CO2 lässt sich einfangen
Klimaschutz hat viele Facetten. Eine zentrale Forderung ist es, den CO2-Ausstoß weltweit deutlich zu senken. Hierfür müssen wir Energie effizienter einsetzen und Emissionen ständig weiter reduzieren. E.ON stellt sich dieser Verpflichtung.
Weltweit arbeiten Fachleute daran, Verfahren zur Abtrennung von CO2 zu untersuchen. Heute bekannte Verfahren sind noch zu teuer und ineffizient. Wir investieren in die Verbesserung der Verfahren und deren Erprobung.
Deutliches Verbesserungspotenzial hat aus unserer Sicht das so genannte "Post-Combustion"-Verfahren, bei dem CO2 am Ende eines konventionellen Kraftwerksprozesses aus dem Rauchgas entfernt wird.
An eigenen Kraftwerksstandorten plant E.ON in Pilotanlagen die Verbesserung der Techniken und Waschsubstanzen, die notwendig sind, um CO2 abzutrennen und zu verdichten.

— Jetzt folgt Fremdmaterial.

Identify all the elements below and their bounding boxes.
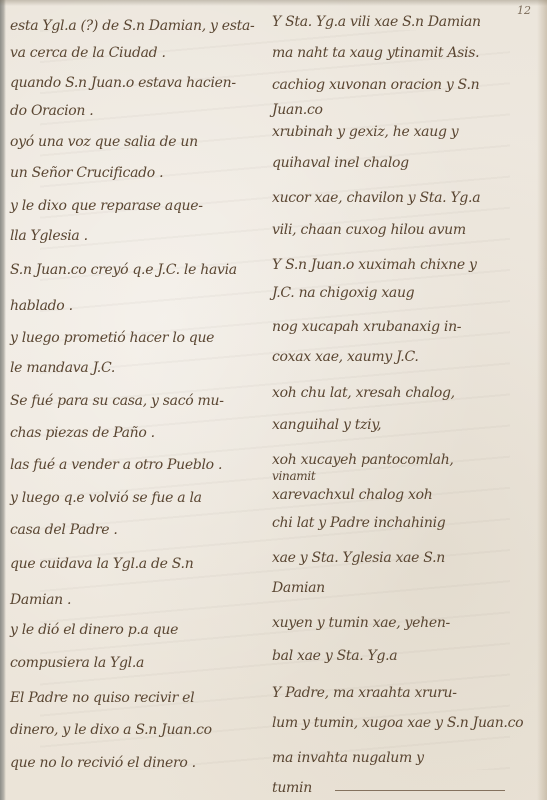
spanish-line: quando S.n Juan.o estava hacien- (10, 75, 236, 91)
kaqchikel-line: J.C. na chigoxig xaug (272, 285, 414, 301)
spanish-line: oyó una voz que salia de un (10, 134, 198, 150)
kaqchikel-line: Y Sta. Yg.a vili xae S.n Damian (272, 14, 481, 30)
kaqchikel-line: xarevachxul chalog xoh (272, 487, 432, 503)
spanish-line: le mandava J.C. (10, 360, 115, 376)
kaqchikel-line: vinamit (272, 469, 315, 483)
kaqchikel-line: Y Padre, ma xraahta xruru- (272, 685, 457, 701)
spanish-line: do Oracion . (10, 103, 93, 119)
manuscript-page: 12 esta Ygl.a (?) de S.n Damian, y esta-… (0, 0, 547, 800)
spanish-line: dinero, y le dixo a S.n Juan.co (10, 722, 212, 738)
kaqchikel-line: vili, chaan cuxog hilou avum (272, 222, 466, 238)
spanish-line: y le dió el dinero p.a que (10, 622, 178, 638)
binding-edge (0, 0, 6, 800)
page-top-shadow (0, 0, 547, 6)
spanish-line: y le dixo que reparase aque- (10, 198, 203, 214)
kaqchikel-line: bal xae y Sta. Yg.a (272, 648, 397, 664)
kaqchikel-line: xucor xae, chavilon y Sta. Yg.a (272, 190, 480, 206)
kaqchikel-line: xanguihal y tziy, (272, 417, 381, 433)
kaqchikel-line: nog xucapah xrubanaxig in- (272, 319, 461, 335)
kaqchikel-line: lum y tumin, xugoa xae y S.n Juan.co (272, 715, 523, 731)
spanish-line: va cerca de la Ciudad . (10, 45, 166, 61)
kaqchikel-line: coxax xae, xaumy J.C. (272, 349, 419, 365)
spanish-line: y luego q.e volvió se fue a la (10, 490, 202, 506)
kaqchikel-line: Damian (272, 580, 325, 596)
kaqchikel-line: chi lat y Padre inchahinig (272, 515, 445, 531)
kaqchikel-line: cachiog xuvonan oracion y S.n (272, 77, 479, 93)
spanish-line: esta Ygl.a (?) de S.n Damian, y esta- (10, 18, 254, 34)
spanish-line: Se fué para su casa, y sacó mu- (10, 393, 224, 409)
spanish-line: un Señor Crucificado . (10, 165, 163, 181)
kaqchikel-line: Y S.n Juan.o xuximah chixne y (272, 257, 477, 273)
kaqchikel-line: quihaval inel chalog (272, 155, 409, 171)
kaqchikel-line: xoh xucayeh pantocomlah, (272, 452, 454, 468)
kaqchikel-line: xrubinah y gexiz, he xaug y (272, 124, 458, 140)
spanish-line: casa del Padre . (10, 522, 118, 538)
spanish-line: y luego prometió hacer lo que (10, 330, 214, 346)
kaqchikel-line: xuyen y tumin xae, yehen- (272, 615, 450, 631)
end-of-text-rule (335, 790, 505, 791)
kaqchikel-line: tumin (272, 780, 312, 796)
spanish-line: que no lo recivió el dinero . (10, 755, 196, 771)
spanish-line: S.n Juan.co creyó q.e J.C. le havia (10, 262, 237, 278)
kaqchikel-line: xoh chu lat, xresah chalog, (272, 385, 455, 401)
spanish-line: las fué a vender a otro Pueblo . (10, 457, 222, 473)
spanish-line: Damian . (10, 592, 71, 608)
spanish-line: chas piezas de Paño . (10, 425, 155, 441)
kaqchikel-line: ma naht ta xaug ytinamit Asis. (272, 45, 479, 61)
spanish-line: lla Yglesia . (10, 228, 88, 244)
spanish-line: que cuidava la Ygl.a de S.n (10, 556, 193, 572)
kaqchikel-line: ma invahta nugalum y (272, 750, 424, 766)
page-right-edge (537, 0, 547, 800)
spanish-line: compusiera la Ygl.a (10, 655, 144, 671)
folio-number: 12 (517, 4, 531, 17)
kaqchikel-line: Juan.co (272, 102, 323, 118)
spanish-line: El Padre no quiso recivir el (10, 690, 194, 706)
kaqchikel-line: xae y Sta. Yglesia xae S.n (272, 550, 445, 566)
spanish-line: hablado . (10, 298, 73, 314)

Spätestens 2011 soll eine Testanlage in Betrieb gehen. Ab 2014 planen wir den Betrieb einer größeren und deutlich verbesserten Anlage, die dann auch CO2 für die Speicherung im Untergrund liefern soll.

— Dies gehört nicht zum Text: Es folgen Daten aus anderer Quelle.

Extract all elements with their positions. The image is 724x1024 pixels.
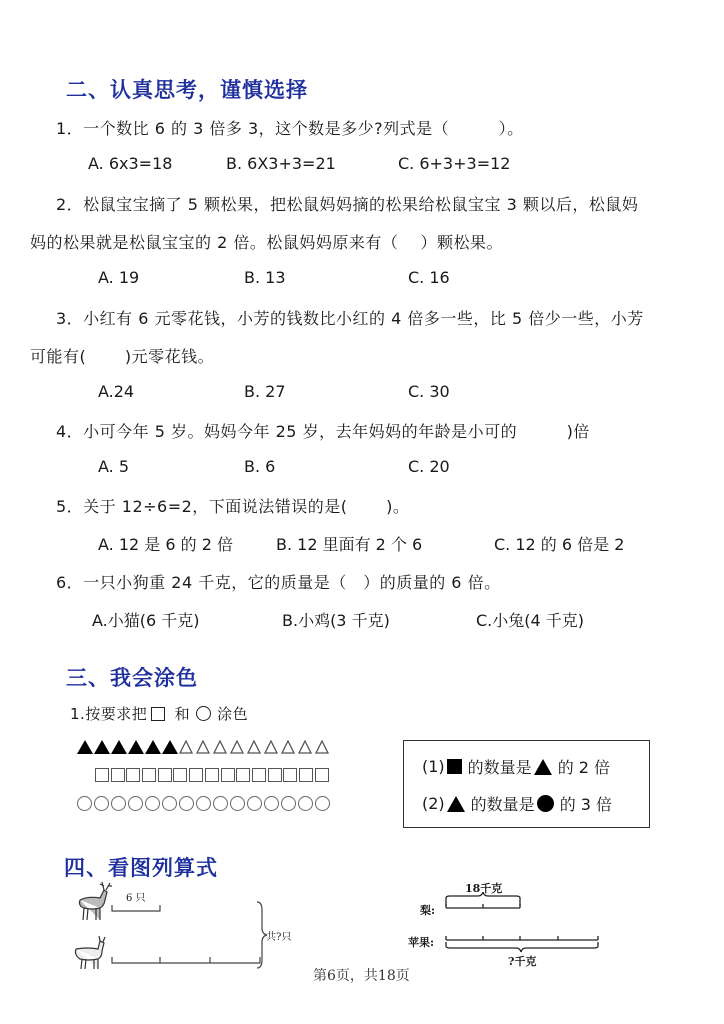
filled-triangle-shape[interactable] [111, 740, 127, 754]
question-1-text: 1．一个数比 6 的 3 倍多 3，这个数是多少?列式是（ ）。 [56, 116, 524, 139]
instruction-suffix: 涂色 [217, 705, 248, 723]
q3-option-b: B. 27 [244, 382, 286, 401]
hollow-triangle-shape[interactable] [298, 740, 312, 754]
rule-2-number: (2) [422, 794, 445, 813]
square-shape[interactable] [268, 768, 282, 782]
rule-2-suffix: 的 3 倍 [560, 792, 612, 815]
hollow-triangle-shape[interactable] [315, 740, 329, 754]
q6-option-c: C.小兔(4 千克) [476, 608, 584, 631]
q2-option-a: A. 19 [98, 268, 139, 287]
filled-triangle-shape[interactable] [128, 740, 144, 754]
question-6-text: 6．一只小狗重 24 千克，它的质量是（ ）的质量的 6 倍。 [56, 570, 501, 593]
hollow-triangle-shape[interactable] [281, 740, 295, 754]
hollow-triangle-shape[interactable] [264, 740, 278, 754]
circle-shape[interactable] [77, 796, 92, 811]
q6-option-b: B.小鸡(3 千克) [282, 608, 390, 631]
circle-shape[interactable] [315, 796, 330, 811]
q1-option-a: A. 6x3=18 [88, 154, 172, 173]
square-shape[interactable] [299, 768, 313, 782]
rule-1: (1) 的数量是 的 2 倍 [422, 755, 610, 778]
q2-option-c: C. 16 [408, 268, 450, 287]
square-shape[interactable] [189, 768, 203, 782]
circle-row [77, 796, 332, 811]
circle-shape[interactable] [281, 796, 296, 811]
q4-option-b: B. 6 [244, 457, 275, 476]
total-label: 共?只 [266, 928, 291, 943]
instruction-and: 和 [175, 705, 191, 723]
section-4-title: 四、看图列算式 [64, 852, 218, 882]
section-3-title: 三、我会涂色 [66, 662, 198, 692]
q3-option-a: A.24 [98, 382, 134, 401]
square-shape[interactable] [95, 768, 109, 782]
filled-square-icon [447, 759, 462, 774]
hollow-triangle-shape[interactable] [196, 740, 210, 754]
question-5-text: 5．关于 12÷6=2，下面说法错误的是( )。 [56, 494, 409, 517]
question-3-line-2: 可能有( )元零花钱。 [30, 344, 214, 367]
question-3-line-1: 3．小红有 6 元零花钱，小芳的钱数比小红的 4 倍多一些，比 5 倍少一些，小… [56, 306, 644, 329]
rule-2-mid: 的数量是 [471, 792, 535, 815]
hollow-triangle-shape[interactable] [247, 740, 261, 754]
q1-option-b: B. 6X3+3=21 [226, 154, 336, 173]
hollow-triangle-shape[interactable] [179, 740, 193, 754]
apple-label: 苹果: [408, 934, 434, 950]
filled-triangle-shape[interactable] [145, 740, 161, 754]
hollow-triangle-shape[interactable] [230, 740, 244, 754]
circle-shape[interactable] [247, 796, 262, 811]
q3-option-c: C. 30 [408, 382, 450, 401]
square-shape[interactable] [126, 768, 140, 782]
q4-option-c: C. 20 [408, 457, 450, 476]
filled-circle-icon [537, 795, 554, 812]
circle-shape[interactable] [264, 796, 279, 811]
q2-option-b: B. 13 [244, 268, 286, 287]
circle-icon [196, 706, 211, 721]
apple-total-label: ?千克 [508, 953, 536, 969]
q1-option-c: C. 6+3+3=12 [398, 154, 510, 173]
q5-option-a: A. 12 是 6 的 2 倍 [98, 532, 233, 555]
deer-icon [74, 880, 114, 925]
instruction-prefix: 1.按要求把 [70, 705, 147, 723]
filled-triangle-icon [447, 796, 465, 812]
circle-shape[interactable] [196, 796, 211, 811]
hollow-triangle-shape[interactable] [213, 740, 227, 754]
square-shape[interactable] [158, 768, 172, 782]
circle-shape[interactable] [298, 796, 313, 811]
square-shape[interactable] [173, 768, 187, 782]
filled-triangle-shape[interactable] [162, 740, 178, 754]
rule-1-number: (1) [422, 757, 445, 776]
filled-triangle-shape[interactable] [77, 740, 93, 754]
q5-option-c: C. 12 的 6 倍是 2 [494, 532, 624, 555]
section-2-title: 二、认真思考，谨慎选择 [66, 74, 308, 104]
question-2-line-1: 2．松鼠宝宝摘了 5 颗松果，把松鼠妈妈摘的松果给松鼠宝宝 3 颗以后，松鼠妈 [56, 192, 638, 215]
square-shape[interactable] [315, 768, 329, 782]
circle-shape[interactable] [94, 796, 109, 811]
square-shape[interactable] [236, 768, 250, 782]
square-shape[interactable] [142, 768, 156, 782]
filled-triangle-shape[interactable] [94, 740, 110, 754]
circle-shape[interactable] [179, 796, 194, 811]
rule-1-mid: 的数量是 [468, 755, 532, 778]
right-line-diagram [440, 892, 610, 962]
circle-shape[interactable] [213, 796, 228, 811]
question-4-text: 4．小可今年 5 岁。妈妈今年 25 岁，去年妈妈的年龄是小可的 )倍 [56, 419, 590, 442]
pear-label: 梨: [420, 902, 435, 918]
square-shape[interactable] [252, 768, 266, 782]
filled-triangle-icon [534, 759, 552, 775]
circle-shape[interactable] [128, 796, 143, 811]
triangle-row [77, 740, 332, 754]
circle-shape[interactable] [111, 796, 126, 811]
goat-icon [72, 935, 112, 975]
coloring-instruction: 1.按要求把 和涂色 [70, 703, 248, 724]
square-row [95, 768, 330, 782]
rule-1-suffix: 的 2 倍 [558, 755, 610, 778]
page-number: 第6页，共18页 [313, 965, 410, 985]
rule-2: (2) 的数量是 的 3 倍 [422, 792, 612, 815]
q5-option-b: B. 12 里面有 2 个 6 [276, 532, 422, 555]
q4-option-a: A. 5 [98, 457, 129, 476]
circle-shape[interactable] [162, 796, 177, 811]
circle-shape[interactable] [230, 796, 245, 811]
q6-option-a: A.小猫(6 千克) [92, 608, 200, 631]
coloring-rules-box: (1) 的数量是 的 2 倍 (2) 的数量是 的 3 倍 [403, 740, 650, 828]
square-shape[interactable] [111, 768, 125, 782]
circle-shape[interactable] [145, 796, 160, 811]
square-shape[interactable] [221, 768, 235, 782]
question-2-line-2: 妈的松果就是松鼠宝宝的 2 倍。松鼠妈妈原来有（ ）颗松果。 [30, 230, 503, 253]
square-shape[interactable] [205, 768, 219, 782]
square-shape[interactable] [283, 768, 297, 782]
square-icon [151, 707, 165, 721]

CO2 - Ein Klimakiller verschwindet im Untergrund
Für die dauerhafte Speicherung von abgetrenntem CO2 eignen sich unter anderem geologische Formationen, sogenannte Aquifere.
Hierbei wird in tief liegenden, porösen Gesteinsschichten CO2 dauerhaft eingelagert. Wir untersuchen zurzeit die Möglichkeiten in der Umgebung unserer Kraftwerke und werden ab 2014 die in einer Pilotanlage abgetrennten CO2-Mengen im Untergrund speichern.